In the past, Helping Hand for Relief & Development (HHRD), an international humanitarian charity organization with masha’Allah the highest four-star status [exceeds industry standards and outperforms most charities in its Cause], used to work in various African countries partnering with the local NGOs. This year, 2011, saw HHRD representatives going and establishing relief work in North African countries like Algeria, Tunisia, Libya, and Egypt. Then in the summer of 2011, two HHRD teams, Water & Sanitation Hygiene (WASH) and Healthcare, visited the famine-stricken areas of Kenya in East Africa and Somalia in the Horn of Africa. The situation is so bad in these regions that HHRD decided to stay in the areas and work on short-term relief and later on long-term development projects. Then HHRD’s CEO/President Farrukh Raza and Executive Director of International Programs Irfan Khurshid visited the areas. With these efforts, with HHRD teams on ground, Kenya and Somalia have become two more countries, in addition to Pakistan and Haiti, where HHRD is registered as a local NGO.  HHRD’s  long-term 2020 vision calls for expanding HHRD’s humanitarian work in other regions of Africa.
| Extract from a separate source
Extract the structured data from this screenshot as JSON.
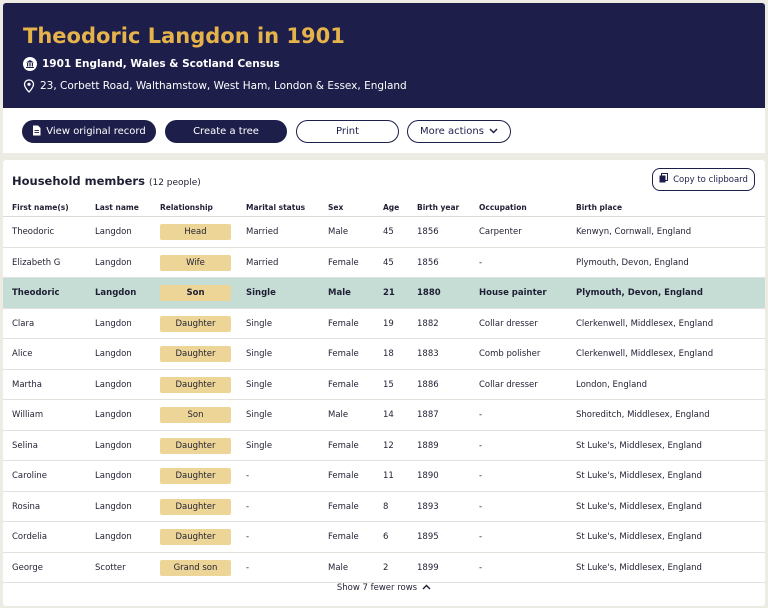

For such projects it is very important to bring on activists and intellectuals from the African American community in the U.S. For this purpose the Summit was called, to build consensus and define the priorities of humanitarian work in Africa.


What are the plans now that the Summit is over? How does HHRD intend on putting what was discussed into action?


Notes are being gathered to properly document the proceedings, so as to have all the comments, suggestions, and ideas incorporated, while making strategies and programs for the work in Africa. Continuous feedback from the participants is going to be vital as we move forward. As soon as an Advisory Council on Africa is formed, it will meet on regular basis, monthly or quarterly, to guide the projects and implement strategies for the short-term relief efforts and long-term developmental programs in Africa.


As I understand, even though issues related to the drought drew immediate concern, larger scope issues were also discussed. Africa often gets overlooked by the media, ironically because of its chronic and long-standing humanitarian issues. What is the importance of addressing those chronic crises in the region as well as the immediate concerns?


As they say — prevention is better than cure. So there is indeed necessity to implement developmental programs so that we can try our best to avoid such critical issues in the future. However, at present there is drought and famine in an environment which is not safe and secure. So it is being projected that the short-term relief projects like water and food distribution, basic healthcare, and in-kind donations will need to continue for a while. Along the way some pilot long-term developmental programs will be implemented in close consultation with the Advisory Committee. Then these pilot programs can become the blue prints for implementation in various parts of Africa. An integrated approach has worked in the past, incorporating programs and projects such as Water and Hygiene Sanitation (WASH), Livelihood (Skills Development & Micro-Financing), Homes Construction, Orphan Sponsorship & Support, Basic Healthcare Units, Mobile Clinic arranging Health Fares, Construction or Re-Construction of Schools, and providing some kind of social support (like wedding gift boxes).


In your opinion, what do you feel was the most poignant moment of the Summit? What was the biggest challenge in organizing the Summit?


There were several stirring moments during the Summit. The informative presentations by Dr. Sulayman Nyang and Dr. Asha Samad in the morning session brought to light several historical, political, social, and other realities about Africa which many were not aware of. As coordinators and facilitators of the Summit, one big challenge we faced was how to bring about a consensus among a large group of 40-plus individuals of varying backgrounds and experiences. Our group discussions facilitator for the afternoon session, Dr. Iqbal Unus, with help from Sheikh Abdur Rahman of Chicago, was able to bring about a consensus of opinion on what should be the top four priority areas of long-term humanitarian work in Africa. These four areas are poverty eradication, health, education, and women empowerment.